Fortunately, the human talent for classification has not been idle. The great German firm of Haarmann & Reimer, now renamed Symrise.com after merging with their arch-rivals across the street in Holzminden, produces a wonderful genealogy poster of fragrance which they will send to anyone who asks nicely. The vertical axis is time, starting with Fougère Royale in 1881, the horizontal is a spectrum of fragrances from floral to leather. That, of course, is the hard bit, because nobody agrees where things fit. The taxonomy committee of the Société Technique des Parfumeurs de France spends agreeable hours each month in arcane discussions on the subject. Press releases are full of new phyla: oceanic florals etc.

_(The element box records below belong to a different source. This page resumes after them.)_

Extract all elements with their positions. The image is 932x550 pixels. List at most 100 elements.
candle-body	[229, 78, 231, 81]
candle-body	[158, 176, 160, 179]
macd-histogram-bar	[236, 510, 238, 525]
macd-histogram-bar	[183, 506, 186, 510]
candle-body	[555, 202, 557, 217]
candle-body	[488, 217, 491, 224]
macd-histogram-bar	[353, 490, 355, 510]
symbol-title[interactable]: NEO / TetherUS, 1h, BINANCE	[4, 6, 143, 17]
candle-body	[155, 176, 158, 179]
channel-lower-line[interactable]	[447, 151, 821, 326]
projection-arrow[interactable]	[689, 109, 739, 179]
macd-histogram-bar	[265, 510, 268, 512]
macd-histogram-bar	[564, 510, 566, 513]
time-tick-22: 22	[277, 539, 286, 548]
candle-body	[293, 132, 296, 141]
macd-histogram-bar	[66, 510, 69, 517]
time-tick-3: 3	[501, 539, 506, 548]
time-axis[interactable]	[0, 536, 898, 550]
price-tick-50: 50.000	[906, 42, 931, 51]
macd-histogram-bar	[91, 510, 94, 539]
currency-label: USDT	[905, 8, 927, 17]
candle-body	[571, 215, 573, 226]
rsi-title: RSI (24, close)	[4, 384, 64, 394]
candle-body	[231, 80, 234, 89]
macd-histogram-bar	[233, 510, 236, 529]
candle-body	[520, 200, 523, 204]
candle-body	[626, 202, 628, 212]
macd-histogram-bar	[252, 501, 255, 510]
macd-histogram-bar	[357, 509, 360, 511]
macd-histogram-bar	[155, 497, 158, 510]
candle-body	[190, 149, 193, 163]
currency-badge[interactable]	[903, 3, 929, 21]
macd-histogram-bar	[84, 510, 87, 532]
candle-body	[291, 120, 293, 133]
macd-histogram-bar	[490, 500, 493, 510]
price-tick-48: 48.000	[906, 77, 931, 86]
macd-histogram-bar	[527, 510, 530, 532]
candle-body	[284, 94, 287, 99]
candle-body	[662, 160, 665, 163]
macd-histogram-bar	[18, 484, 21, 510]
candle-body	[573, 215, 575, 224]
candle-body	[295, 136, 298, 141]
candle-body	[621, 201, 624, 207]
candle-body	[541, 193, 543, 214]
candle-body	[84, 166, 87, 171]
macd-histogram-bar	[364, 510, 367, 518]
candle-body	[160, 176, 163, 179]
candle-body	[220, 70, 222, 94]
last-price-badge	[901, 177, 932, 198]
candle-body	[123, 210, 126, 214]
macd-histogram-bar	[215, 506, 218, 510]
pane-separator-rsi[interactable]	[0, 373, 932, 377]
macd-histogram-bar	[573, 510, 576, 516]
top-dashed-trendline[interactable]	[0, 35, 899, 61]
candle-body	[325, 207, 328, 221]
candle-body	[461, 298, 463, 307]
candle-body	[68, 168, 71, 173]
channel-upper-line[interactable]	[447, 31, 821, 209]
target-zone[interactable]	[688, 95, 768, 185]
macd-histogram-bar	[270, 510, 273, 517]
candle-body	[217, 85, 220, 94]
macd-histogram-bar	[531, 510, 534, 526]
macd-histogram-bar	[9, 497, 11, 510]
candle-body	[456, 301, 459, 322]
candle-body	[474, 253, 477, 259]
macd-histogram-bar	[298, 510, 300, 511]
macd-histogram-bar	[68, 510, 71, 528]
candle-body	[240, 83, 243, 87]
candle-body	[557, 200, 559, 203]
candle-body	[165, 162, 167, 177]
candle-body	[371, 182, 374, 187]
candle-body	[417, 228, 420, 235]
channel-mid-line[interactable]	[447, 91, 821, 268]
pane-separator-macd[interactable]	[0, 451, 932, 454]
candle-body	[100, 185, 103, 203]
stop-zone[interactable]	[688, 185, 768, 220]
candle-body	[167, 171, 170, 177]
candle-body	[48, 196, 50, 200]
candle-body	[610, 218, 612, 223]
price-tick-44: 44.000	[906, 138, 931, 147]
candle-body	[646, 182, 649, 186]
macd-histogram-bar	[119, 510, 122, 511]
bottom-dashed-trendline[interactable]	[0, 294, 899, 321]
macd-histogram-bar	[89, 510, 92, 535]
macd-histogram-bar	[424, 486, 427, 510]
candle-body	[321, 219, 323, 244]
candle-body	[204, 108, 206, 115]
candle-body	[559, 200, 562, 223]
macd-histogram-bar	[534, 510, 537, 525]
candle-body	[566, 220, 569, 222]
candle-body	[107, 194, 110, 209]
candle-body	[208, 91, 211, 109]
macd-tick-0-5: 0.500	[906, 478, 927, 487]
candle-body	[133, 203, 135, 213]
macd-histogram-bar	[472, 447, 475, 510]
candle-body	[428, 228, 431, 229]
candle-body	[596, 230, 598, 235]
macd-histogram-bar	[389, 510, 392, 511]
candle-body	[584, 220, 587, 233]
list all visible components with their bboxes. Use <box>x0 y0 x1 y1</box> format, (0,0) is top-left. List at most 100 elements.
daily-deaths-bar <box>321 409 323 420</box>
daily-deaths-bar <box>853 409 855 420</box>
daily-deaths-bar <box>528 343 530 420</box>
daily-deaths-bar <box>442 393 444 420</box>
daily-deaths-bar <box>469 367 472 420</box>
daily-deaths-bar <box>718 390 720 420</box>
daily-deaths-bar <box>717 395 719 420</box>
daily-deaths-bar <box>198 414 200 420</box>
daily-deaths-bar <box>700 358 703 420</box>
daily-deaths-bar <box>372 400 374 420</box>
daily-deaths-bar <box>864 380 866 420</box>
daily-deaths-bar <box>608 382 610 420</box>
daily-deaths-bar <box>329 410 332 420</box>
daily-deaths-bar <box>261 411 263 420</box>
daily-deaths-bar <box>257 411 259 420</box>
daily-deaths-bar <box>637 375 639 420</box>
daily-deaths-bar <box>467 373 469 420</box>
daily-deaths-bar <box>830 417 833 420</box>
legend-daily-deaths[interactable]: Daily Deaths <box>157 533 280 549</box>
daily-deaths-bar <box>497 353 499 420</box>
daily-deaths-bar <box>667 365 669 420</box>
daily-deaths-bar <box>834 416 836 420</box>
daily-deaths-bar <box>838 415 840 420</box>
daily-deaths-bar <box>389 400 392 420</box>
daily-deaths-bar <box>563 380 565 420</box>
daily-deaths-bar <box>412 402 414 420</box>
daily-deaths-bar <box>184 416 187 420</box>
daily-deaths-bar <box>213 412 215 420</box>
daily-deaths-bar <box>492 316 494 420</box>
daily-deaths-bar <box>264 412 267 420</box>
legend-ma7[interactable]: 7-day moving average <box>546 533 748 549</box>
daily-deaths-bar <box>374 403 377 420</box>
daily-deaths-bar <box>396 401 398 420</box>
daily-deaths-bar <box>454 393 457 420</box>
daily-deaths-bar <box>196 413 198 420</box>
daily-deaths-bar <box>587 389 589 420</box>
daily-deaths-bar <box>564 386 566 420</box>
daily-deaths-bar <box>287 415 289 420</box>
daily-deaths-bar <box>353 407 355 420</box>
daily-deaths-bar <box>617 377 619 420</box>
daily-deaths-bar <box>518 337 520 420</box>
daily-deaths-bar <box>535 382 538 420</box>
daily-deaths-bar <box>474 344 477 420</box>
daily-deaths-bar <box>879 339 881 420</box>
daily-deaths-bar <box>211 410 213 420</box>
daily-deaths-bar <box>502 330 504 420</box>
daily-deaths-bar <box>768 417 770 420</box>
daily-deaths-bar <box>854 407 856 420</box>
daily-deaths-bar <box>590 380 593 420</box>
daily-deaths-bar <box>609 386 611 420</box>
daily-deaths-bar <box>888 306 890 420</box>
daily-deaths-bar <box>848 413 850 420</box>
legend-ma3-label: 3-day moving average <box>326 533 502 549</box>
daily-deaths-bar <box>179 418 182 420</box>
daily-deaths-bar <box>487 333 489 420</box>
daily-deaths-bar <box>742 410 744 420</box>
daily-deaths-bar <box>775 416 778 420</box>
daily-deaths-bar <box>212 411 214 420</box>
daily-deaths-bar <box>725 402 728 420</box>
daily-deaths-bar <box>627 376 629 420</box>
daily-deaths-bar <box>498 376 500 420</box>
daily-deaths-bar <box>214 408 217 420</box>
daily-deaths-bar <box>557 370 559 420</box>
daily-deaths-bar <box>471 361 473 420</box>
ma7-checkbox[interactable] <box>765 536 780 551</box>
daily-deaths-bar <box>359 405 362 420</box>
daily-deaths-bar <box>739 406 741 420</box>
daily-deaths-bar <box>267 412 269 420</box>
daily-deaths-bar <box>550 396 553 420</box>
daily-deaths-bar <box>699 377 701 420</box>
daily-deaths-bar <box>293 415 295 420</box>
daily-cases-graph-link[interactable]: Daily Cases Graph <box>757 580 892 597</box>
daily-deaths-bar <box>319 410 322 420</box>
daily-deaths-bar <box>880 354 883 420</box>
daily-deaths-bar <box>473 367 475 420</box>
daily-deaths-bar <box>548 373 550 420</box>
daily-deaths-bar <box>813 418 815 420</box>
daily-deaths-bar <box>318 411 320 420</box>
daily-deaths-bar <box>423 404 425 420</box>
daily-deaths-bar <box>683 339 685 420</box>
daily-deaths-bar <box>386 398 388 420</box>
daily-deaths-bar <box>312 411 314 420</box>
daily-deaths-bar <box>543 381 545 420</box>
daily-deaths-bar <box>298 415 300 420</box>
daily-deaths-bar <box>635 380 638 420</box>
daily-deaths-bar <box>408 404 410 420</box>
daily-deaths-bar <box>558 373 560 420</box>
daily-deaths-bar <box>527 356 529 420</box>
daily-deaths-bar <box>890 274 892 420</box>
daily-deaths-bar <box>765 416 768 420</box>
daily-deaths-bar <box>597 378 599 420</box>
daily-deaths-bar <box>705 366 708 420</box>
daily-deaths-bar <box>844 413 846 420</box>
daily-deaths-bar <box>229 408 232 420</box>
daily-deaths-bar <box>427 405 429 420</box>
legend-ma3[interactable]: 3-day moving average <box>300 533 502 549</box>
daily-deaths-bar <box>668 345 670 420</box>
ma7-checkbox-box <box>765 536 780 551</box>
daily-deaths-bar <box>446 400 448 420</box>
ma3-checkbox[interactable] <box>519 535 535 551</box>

Fortunately, this field has found its Linnaeus in Michael Edwards. A perfume lover of rare and erudite passion, he has developed the only classification scheme that actually works, and put together a superb book available at fragrancesoftheworld.com. You can even try his classification on the Web before shelling out. How does it work ? Suppose your mother judiciously wore K by Krizia in 1981. Look it up in the index, you will find that it belongs in the "Soft Florals" of which Chanel No 5 is the Urduft. Once you have landed on that page, you find that it sits in the "Crisp" column, one of four ranging from Fresh to Rich. Each contains dozens of perfumes with date of creation. Study this for a while and you can confidently stride into your local perfumery to demand Royalissime by Prince Henri d’Orléans before settling reluctantly for the (vastly superior) White Linen.